Interview with the inventor of Rubik’s Cube

British newspaper Guardian made an interview with Erno Rubik, inventor of the famous Rubik’s Cube.

Professor Rubik was teaching at the Academy of Applied Arts in Budapest in the mid-1970’s. He wanted to demonstrate 3D movement to his students, and he got the idea of the cube’s twisting mechanism from the River Danube, how the water moved around the pebbles, Guardian said.

He experienced in his mother’s flat, he used wood, rubber bands and paper clips. In order to bring sense to the rotations of the cube, he required some kind of coding, and he used primary colors for that. When Rubik finished his work, he knew he did something revolutionary. For the first time, it took him weeks to solve his own puzzle.

It took three years to get the cube to market. A Hungarian firm called Politechnika manufactured it under the name Buvos Kocka (Magic Cube).
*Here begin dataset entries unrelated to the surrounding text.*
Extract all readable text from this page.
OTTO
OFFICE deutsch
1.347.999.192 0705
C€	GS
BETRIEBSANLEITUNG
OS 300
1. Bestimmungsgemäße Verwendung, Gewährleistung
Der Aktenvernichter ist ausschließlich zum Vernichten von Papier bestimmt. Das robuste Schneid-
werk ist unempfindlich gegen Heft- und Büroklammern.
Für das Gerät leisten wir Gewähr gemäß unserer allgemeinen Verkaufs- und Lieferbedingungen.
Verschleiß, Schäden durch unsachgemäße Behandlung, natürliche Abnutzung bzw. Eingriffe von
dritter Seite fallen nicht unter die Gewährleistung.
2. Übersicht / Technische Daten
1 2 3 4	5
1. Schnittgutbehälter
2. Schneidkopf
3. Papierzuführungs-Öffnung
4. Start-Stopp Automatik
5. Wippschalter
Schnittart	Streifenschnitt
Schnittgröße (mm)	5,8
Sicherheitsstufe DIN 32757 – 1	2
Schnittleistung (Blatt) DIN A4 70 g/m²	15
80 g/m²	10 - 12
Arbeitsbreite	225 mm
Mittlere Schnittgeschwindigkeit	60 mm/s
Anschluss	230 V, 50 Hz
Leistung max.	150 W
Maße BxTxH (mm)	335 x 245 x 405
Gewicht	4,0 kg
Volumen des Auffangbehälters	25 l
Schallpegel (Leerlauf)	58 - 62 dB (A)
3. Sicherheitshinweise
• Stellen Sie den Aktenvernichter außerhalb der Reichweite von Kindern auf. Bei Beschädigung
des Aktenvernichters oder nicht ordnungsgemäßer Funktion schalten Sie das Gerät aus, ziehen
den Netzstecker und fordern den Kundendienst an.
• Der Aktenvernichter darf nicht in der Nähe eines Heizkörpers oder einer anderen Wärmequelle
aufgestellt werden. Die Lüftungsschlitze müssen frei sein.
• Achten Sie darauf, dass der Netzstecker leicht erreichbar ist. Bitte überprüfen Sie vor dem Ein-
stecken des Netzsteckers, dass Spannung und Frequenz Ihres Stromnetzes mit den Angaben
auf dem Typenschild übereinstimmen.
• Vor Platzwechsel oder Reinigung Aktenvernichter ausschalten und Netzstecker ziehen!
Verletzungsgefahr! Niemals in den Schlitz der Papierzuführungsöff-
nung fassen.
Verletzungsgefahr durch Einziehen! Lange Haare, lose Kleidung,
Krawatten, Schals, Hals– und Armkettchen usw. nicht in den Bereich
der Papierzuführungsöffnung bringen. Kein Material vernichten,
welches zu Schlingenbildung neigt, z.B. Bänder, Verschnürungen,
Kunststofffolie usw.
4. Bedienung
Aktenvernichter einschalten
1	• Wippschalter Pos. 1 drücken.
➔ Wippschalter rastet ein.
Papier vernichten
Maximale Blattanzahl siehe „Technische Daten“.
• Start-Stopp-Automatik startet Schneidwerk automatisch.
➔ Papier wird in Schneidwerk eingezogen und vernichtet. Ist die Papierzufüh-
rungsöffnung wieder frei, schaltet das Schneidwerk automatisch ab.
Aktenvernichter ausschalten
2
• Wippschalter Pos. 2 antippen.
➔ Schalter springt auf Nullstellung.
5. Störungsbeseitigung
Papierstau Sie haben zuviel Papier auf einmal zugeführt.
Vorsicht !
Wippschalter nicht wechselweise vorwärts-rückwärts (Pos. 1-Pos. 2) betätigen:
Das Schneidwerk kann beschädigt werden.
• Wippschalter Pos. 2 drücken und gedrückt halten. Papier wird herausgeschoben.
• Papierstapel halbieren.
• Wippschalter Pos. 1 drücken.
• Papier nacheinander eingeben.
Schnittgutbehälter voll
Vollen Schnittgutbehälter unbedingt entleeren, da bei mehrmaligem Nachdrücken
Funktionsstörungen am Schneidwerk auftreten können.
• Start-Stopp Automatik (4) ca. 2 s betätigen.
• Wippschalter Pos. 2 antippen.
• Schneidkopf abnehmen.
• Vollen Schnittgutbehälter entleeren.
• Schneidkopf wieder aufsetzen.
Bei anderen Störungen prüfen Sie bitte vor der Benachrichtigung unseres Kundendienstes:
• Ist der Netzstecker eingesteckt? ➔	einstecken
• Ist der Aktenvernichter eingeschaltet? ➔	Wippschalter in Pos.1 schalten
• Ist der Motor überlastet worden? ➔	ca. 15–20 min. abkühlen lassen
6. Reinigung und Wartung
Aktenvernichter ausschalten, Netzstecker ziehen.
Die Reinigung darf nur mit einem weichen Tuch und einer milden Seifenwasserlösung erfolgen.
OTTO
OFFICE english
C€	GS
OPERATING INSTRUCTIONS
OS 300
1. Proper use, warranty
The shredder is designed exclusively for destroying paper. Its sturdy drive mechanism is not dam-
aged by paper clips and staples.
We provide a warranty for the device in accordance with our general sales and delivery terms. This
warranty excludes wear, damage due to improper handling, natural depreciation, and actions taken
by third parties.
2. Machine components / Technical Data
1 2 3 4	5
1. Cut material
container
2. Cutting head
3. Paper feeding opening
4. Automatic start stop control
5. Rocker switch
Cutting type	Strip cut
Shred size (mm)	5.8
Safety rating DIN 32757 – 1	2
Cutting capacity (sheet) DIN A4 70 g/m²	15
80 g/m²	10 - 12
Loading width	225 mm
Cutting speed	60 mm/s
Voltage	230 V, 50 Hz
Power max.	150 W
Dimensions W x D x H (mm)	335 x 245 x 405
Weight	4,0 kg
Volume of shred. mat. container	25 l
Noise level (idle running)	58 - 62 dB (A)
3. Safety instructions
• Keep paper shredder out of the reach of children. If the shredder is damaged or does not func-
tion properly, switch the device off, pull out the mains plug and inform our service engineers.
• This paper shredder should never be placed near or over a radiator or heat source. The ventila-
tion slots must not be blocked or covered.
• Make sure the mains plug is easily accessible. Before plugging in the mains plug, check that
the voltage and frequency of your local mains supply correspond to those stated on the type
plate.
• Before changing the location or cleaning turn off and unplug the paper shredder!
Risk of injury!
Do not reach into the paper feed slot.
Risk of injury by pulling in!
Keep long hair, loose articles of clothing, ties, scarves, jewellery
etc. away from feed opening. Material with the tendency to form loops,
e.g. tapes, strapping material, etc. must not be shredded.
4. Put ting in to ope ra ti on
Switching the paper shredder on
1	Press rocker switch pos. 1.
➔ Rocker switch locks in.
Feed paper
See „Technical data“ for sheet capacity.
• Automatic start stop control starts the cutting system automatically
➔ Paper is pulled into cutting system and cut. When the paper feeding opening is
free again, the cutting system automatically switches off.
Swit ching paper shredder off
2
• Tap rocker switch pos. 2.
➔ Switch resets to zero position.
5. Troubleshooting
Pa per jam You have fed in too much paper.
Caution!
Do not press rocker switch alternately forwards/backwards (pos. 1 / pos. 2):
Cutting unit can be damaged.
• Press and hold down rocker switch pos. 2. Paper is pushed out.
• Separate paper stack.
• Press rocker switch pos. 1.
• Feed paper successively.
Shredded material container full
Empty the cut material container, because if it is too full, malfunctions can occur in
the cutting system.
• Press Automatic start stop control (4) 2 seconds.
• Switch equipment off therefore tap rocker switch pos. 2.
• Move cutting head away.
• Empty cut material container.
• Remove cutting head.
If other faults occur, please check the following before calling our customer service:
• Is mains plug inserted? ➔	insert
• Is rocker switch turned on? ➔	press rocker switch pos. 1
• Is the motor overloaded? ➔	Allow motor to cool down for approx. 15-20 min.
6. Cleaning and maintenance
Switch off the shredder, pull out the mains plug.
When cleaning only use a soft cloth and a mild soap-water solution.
After that, a salesman, Tibor Laczi told he could distribute it on the Western world.

At the 1979 Nuremberg toy fair, Tom Kremer saw the cube and he became the key person of the global distribution. Erno Rubik said he always kept his distance from the business side, he felt himself more like a father to a child. On the 40th anniversary, he traveled to New York to see the Empire State Building light up in the colors of the Rubik’s Cube.